The black hunter remained in the vicinity of the pygmies all that night, and was almost caught, for some wild dogs which hung around the village smelled him out, and attracted to him the attention of the dwarf savages. The hunter took to a tree, and so escaped. Then, carefully marking the trail, he came away in the morning. When near home, a lion had attacked him, but he speared the beast to death, after a hand-to-hand struggle in which his leg was torn.

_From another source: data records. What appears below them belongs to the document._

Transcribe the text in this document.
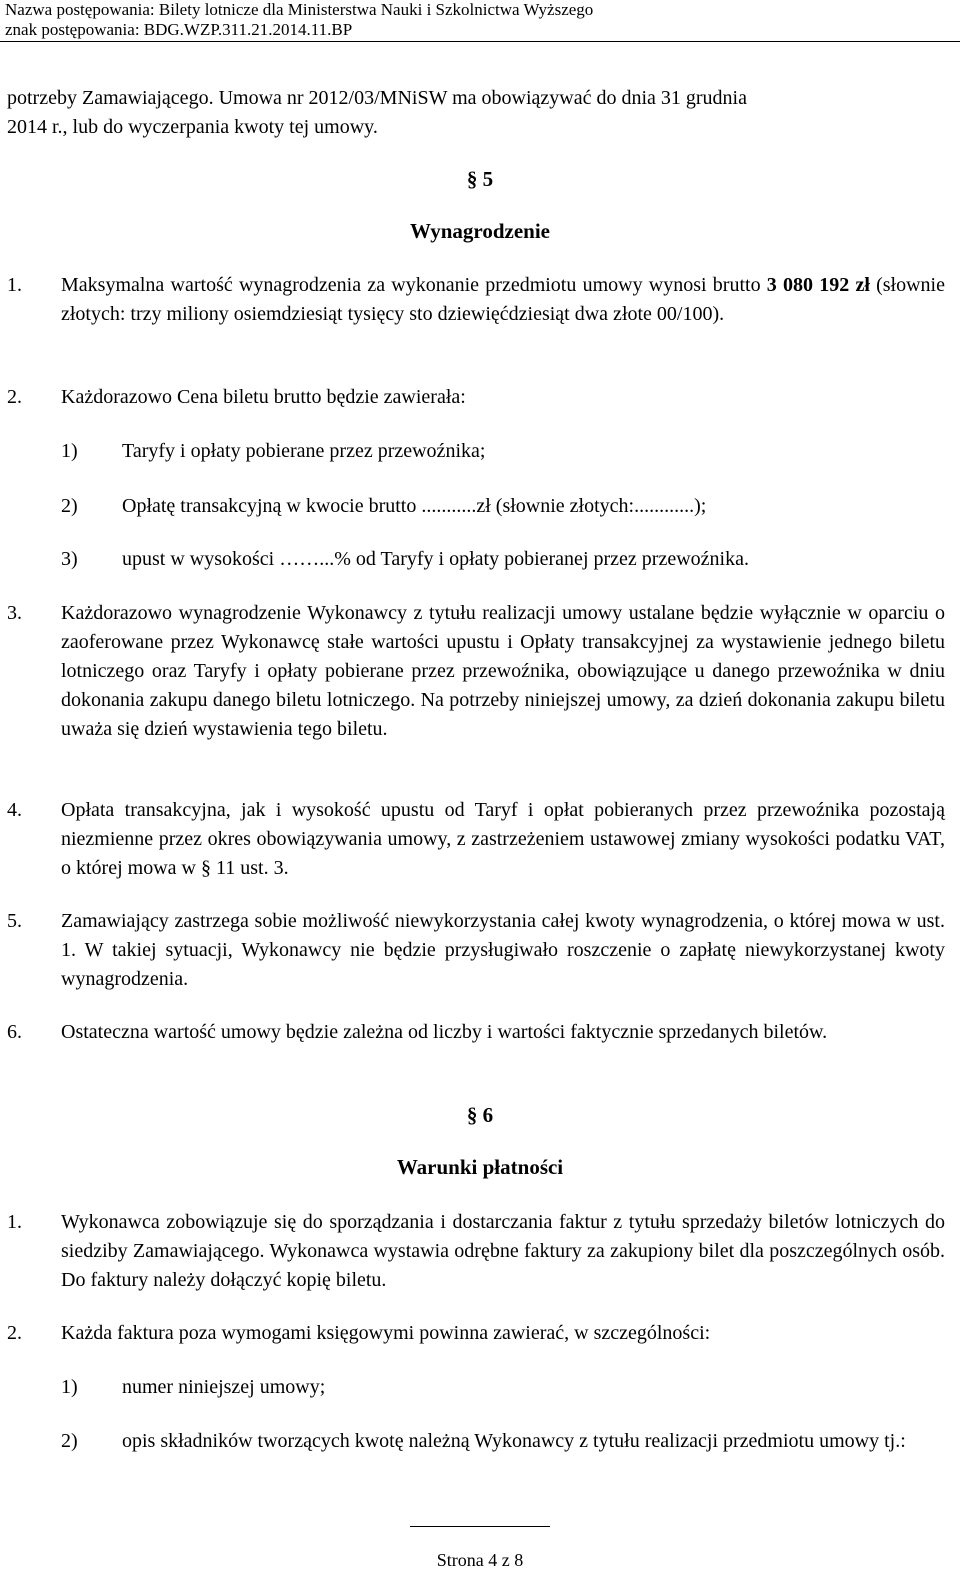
Nazwa postępowania: Bilety lotnicze dla Ministerstwa Nauki i Szkolnictwa Wyższego
znak postępowania: BDG.WZP.311.21.2014.11.BP
potrzeby Zamawiającego. Umowa nr 2012/03/MNiSW ma obowiązywać do dnia 31 grudnia
2014 r., lub do wyczerpania kwoty tej umowy.
§ 5
Wynagrodzenie
1. Maksymalna wartość wynagrodzenia za wykonanie przedmiotu umowy wynosi brutto 3 080 192 zł (słownie złotych: trzy miliony osiemdziesiąt tysięcy sto dziewięćdziesiąt dwa złote 00/100).
2. Każdorazowo Cena biletu brutto będzie zawierała:
1) Taryfy i opłaty pobierane przez przewoźnika;
2) Opłatę transakcyjną w kwocie brutto ...........zł (słownie złotych:............);
3) upust w wysokości ……...% od Taryfy i opłaty pobieranej przez przewoźnika.
3. Każdorazowo wynagrodzenie Wykonawcy z tytułu realizacji umowy ustalane będzie wyłącznie w oparciu o zaoferowane przez Wykonawcę stałe wartości upustu i Opłaty transakcyjnej za wystawienie jednego biletu lotniczego oraz Taryfy i opłaty pobierane przez przewoźnika, obowiązujące u danego przewoźnika w dniu dokonania zakupu danego biletu lotniczego. Na potrzeby niniejszej umowy, za dzień dokonania zakupu biletu uważa się dzień wystawienia tego biletu.
4. Opłata transakcyjna, jak i wysokość upustu od Taryf i opłat pobieranych przez przewoźnika pozostają niezmienne przez okres obowiązywania umowy, z zastrzeżeniem ustawowej zmiany wysokości podatku VAT, o której mowa w § 11 ust. 3.
5. Zamawiający zastrzega sobie możliwość niewykorzystania całej kwoty wynagrodzenia, o której mowa w ust. 1. W takiej sytuacji, Wykonawcy nie będzie przysługiwało roszczenie o zapłatę niewykorzystanej kwoty wynagrodzenia.
6. Ostateczna wartość umowy będzie zależna od liczby i wartości faktycznie sprzedanych biletów.
§ 6
Warunki płatności
1. Wykonawca zobowiązuje się do sporządzania i dostarczania faktur z tytułu sprzedaży biletów lotniczych do siedziby Zamawiającego. Wykonawca wystawia odrębne faktury za zakupiony bilet dla poszczególnych osób. Do faktury należy dołączyć kopię biletu.
2. Każda faktura poza wymogami księgowymi powinna zawierać, w szczególności:
1) numer niniejszej umowy;
2) opis składników tworzących kwotę należną Wykonawcy z tytułu realizacji przedmiotu umowy tj.:
Strona 4 z 8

"And do you think we can find the place?" asked Ned, when Mr. Durban had finished translating the hunter's story.

"I think so," was the reply.

"But is this the settlement where the missionaries are?" asked Tom anxiously.

"That is what we don't know," said Mr. Anderson. "The native scout could not learn that. But once we get on the trail of the dwarfs, I think we can easily find the particular tribe which has the captives."

"At any rate, we'll get started and do something," declared Tom, and the next day, after the African hunter had described, as well as he could, where the place was, the Black Hawk was sent up into the air, good-bys were called down, and once more the adventurers were under way.

It was decided that they had better proceed cautiously, and lower the airship, and anchor it, sometime before getting above the place where the pygmy village was.

"For they may see us, and, though they don't know what our craft is, they may take the alarm and hide deeper in the jungle with the prisoners, where we can't find them," said Tom.

His plan was adopted, and, while it had taken the native hunter several days to reach the borders of the dwarfs' land, those in the airship made the trip in one day. That is, they came as far toward it as they thought would be safe, and one night, having located a landmark which Mr. Durban said was on the border, the nose of the Black Hawk was pointed downward, and soon they were encamped in a little clearing in the midst of the dense jungle which was all about them.

With his electric rifle, Tom noiselessly killed some birds, very much like chicken, of which an excellent meal was made and then, as it became dark very early, and as nothing could be done, they lighted a campfire, and retired inside their craft to pass the night.

It must have been about midnight that Tom, who was a light sleeper at times, was awakened by some noise outside the window near which his stateroom was. He sat up and listened, putting out his hand to where his rifle stood in the corner near his bunk. The lad heard stealthy footsteps pattering about on the deck of the airship. There was a soft, shuffling sound, such as a lion or a tiger makes, when walking on bare boards. In spite of himself, Tom felt the hair on his head beginning to creep, and a shiver ran down his back.

"There's something out there!" he whispered. "I wonder if I'd better awaken the others? No, if it's a sneaking lion, I can manage to kill him, but--"

He paused as another suggestion came to him.

The red pygmies! They went barefoot! Perhaps they were swarming about the ship which they might have discovered in the darkness.

Tom Swift's heart beat rapidly. He got softly out of his bunk, and, with his rifle in hand made his way to the door opening on deck. On his way he gently awakened Ned and Mr. Durban, and whispered to them his fear.

"If the red pygmies are out there we'll need all our force," said the old elephant hunter. "Call Mr. Damon and Mr. Anderson, Ned, and tell them to bring their guns."

Soon they were all ready, fully armed. They listened intently. The airship was all in darkness, for lights drew a horde of insects. The campfire had died down. The soft footsteps could still be heard moving about the deck.

"That sounds like only one person or animal," whispered Ned.

"It does," agreed Tom. "Wait a minute, I'll fire an illuminating charge, and we can see what it is."

The others posted themselves at windows that gave a view of the deck. Tom poked his electric rifle out of a crack of the door, and shot forth into the darkness one of the blue illuminations. The deck of the craft was instantly lighted up brilliantly, and in the glare, crouched on the deck, could be seen a powerful black man, nearly naked, gazing at the hunters.

"A black!" gasped Tom, as the light died out. "Maybe it is one from the village we just left. What do you want? Who are you?" called the lad, forgetting that the Africans spoke only their own language. To the surprise of all, there came his reply in broken English:

"Me Tomba! Me go fo' help for Missy Illingway--fo' Massy Illingway. Me run away from little red men! Me Christian black man. Oh, if you be English, help Missy Illingway--she most die! Please help. Tomba go but Tomba be lost! Please help!"